Wednesday, 26 February 2020

Westhorpe Lane

Being Wednesday I visited Byfield of course and made my usual bee-line for the pocket park. It was again a cold, windy day with showers of rain mixed with a little gritty snow. Needless to stay I didn't hang about and all I noted was a hardy fly with a bright yellow abdomen, Phaonia tuguriorum, soaking up a brief sunny spell by loafing on a gatepost. I fled and made my way to Westhorpe Lane.






Few would take issue with me if I asserted that Westhorpe Lane is the most attractive road in Byfield. Elsewhere, dotted around the village, there are prettier houses but in Westhorpe Lane there is not a single unattractive building.
A thorpe was a secondary settlement, otherwise known as a daughter settlement, and it appears as an old Scandinavian element in places such as Mablethorpe and Kingsthorpe. (Byfield itself was, in 1086, Bifelde: 'by the forest clearing or open land'.) Westhorpe is - or was - separated from Byfield by a stream, sometimes known as the Bell Brook.


Recently villagers have attempted to enhance Westhorpe Lane by planting snowdrops and daffodils along the verges. So far they make little impact but they will probably spread.

I'm not sure that the daffodils and snowdrops planted along Westhorpe
Lane, make much of an impact. 26 February, 2020
They are pretty enough but prettier by far, in my opinion, are the verges further along the lane where Sweet Violets, Viola odorata, grow. They are of the white variety, with only the sepals showing the colour from which these plants get their name. Most of the Sweet Violets around Byfield, and indeed Daventry, are of this colour form.
Sweet Violets are present in some profusion further along the lane but their
 fragrance probably goes un-noted. 26 February, 2020

The only other wild plants in flower were some specimens of Common Whitlow-grass, Erophila verna, and numerous clumps of Red Dead Nettle, Lamium purpureum.
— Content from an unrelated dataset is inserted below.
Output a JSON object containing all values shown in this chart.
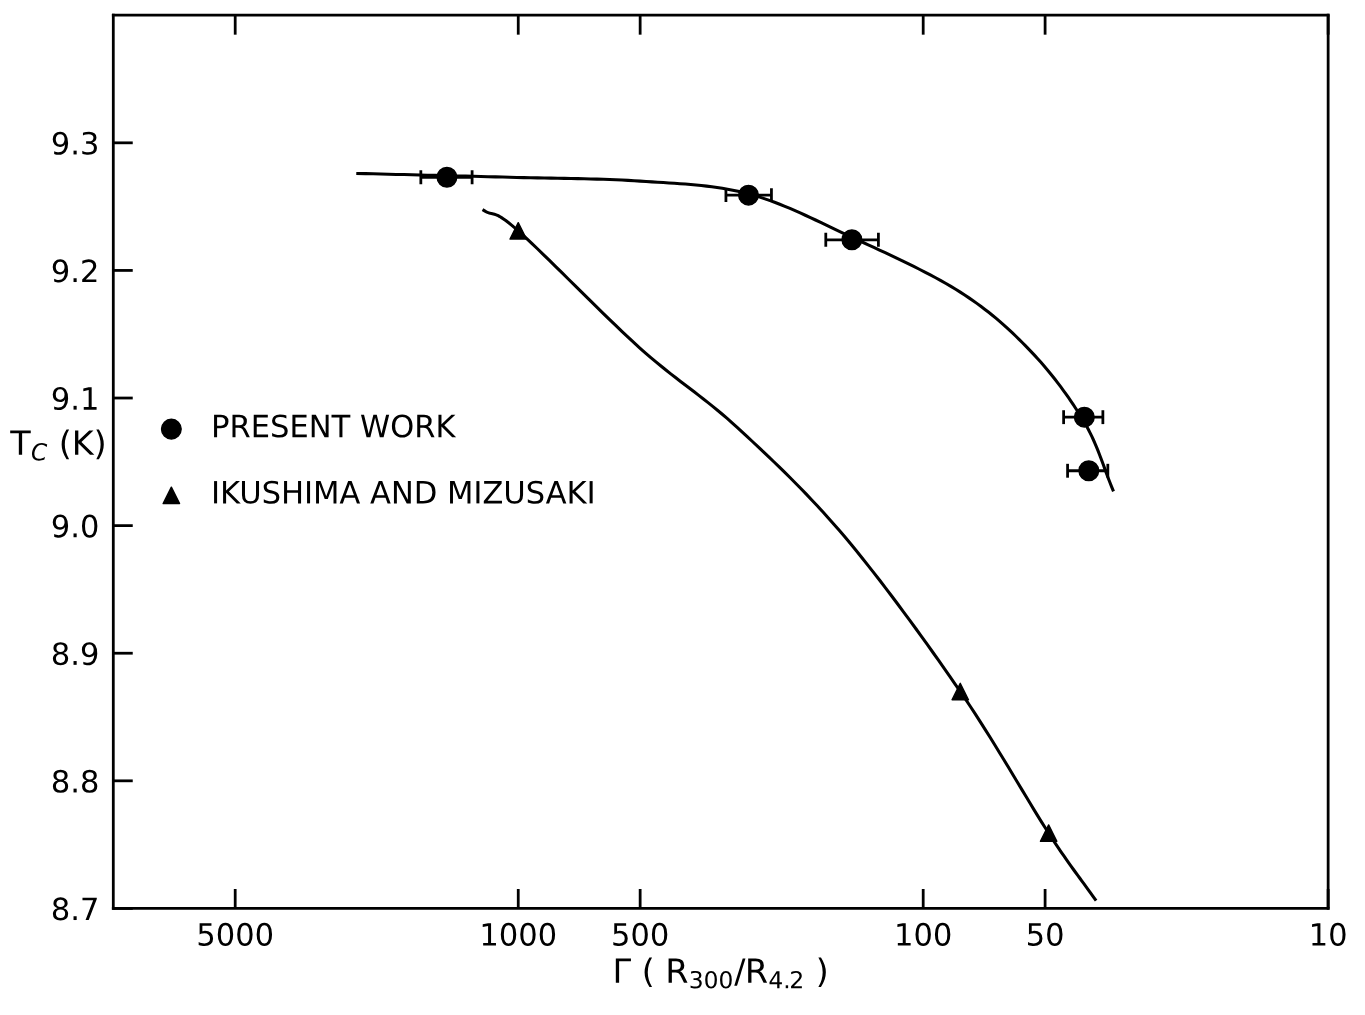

This will provide nectar for early-flying bumblebees but will continue to flower for the next ten months or so. It is an archaeophyte, a plant which was probably introduced to Britain but has been established in the wild since 1500. I have never seen Red Deadnettle in any situation other than on disturbed, cultivated or waste land.
Red Dead Nettle. Should we regard it as a wild plant?  Opinions differ.
Westhorpe Lane, Byfield. 26 February, 2020


What else should I mention?


The village pump still exists but no longer functions as such, being purely an ornamental feature. Ornamental or not, few passers-by would be aware of its existence, concealed as it is behind a brick wall.
The village pump hides behind a brick wall along Westhorpe Lane.
26 February, 2020

And then there is Wistaria Cottage, which I may have mentioned in a previous blog. Should we regard this as a misspelling? This glorious climber was named after Caspar Wistar, professor of anatomy at the University of Pennsylvania, but Thomas Nuttall, who first described and 'christened' the plant, seems to have got the spelling wrong.
Whoops! Whether it is right or wrong is a matter of opinion.

Wrong or not, by the rules of the I.C.B.N (International Code for Botanical Nomenclature) the name Wisteria must stand - to the vexation of gardeners everywhere! A similar situation exists with another plant just coming into flower. The botanically correct spelling of Aubretia is Aubrieta - but does it really matter to anyone other than botanists?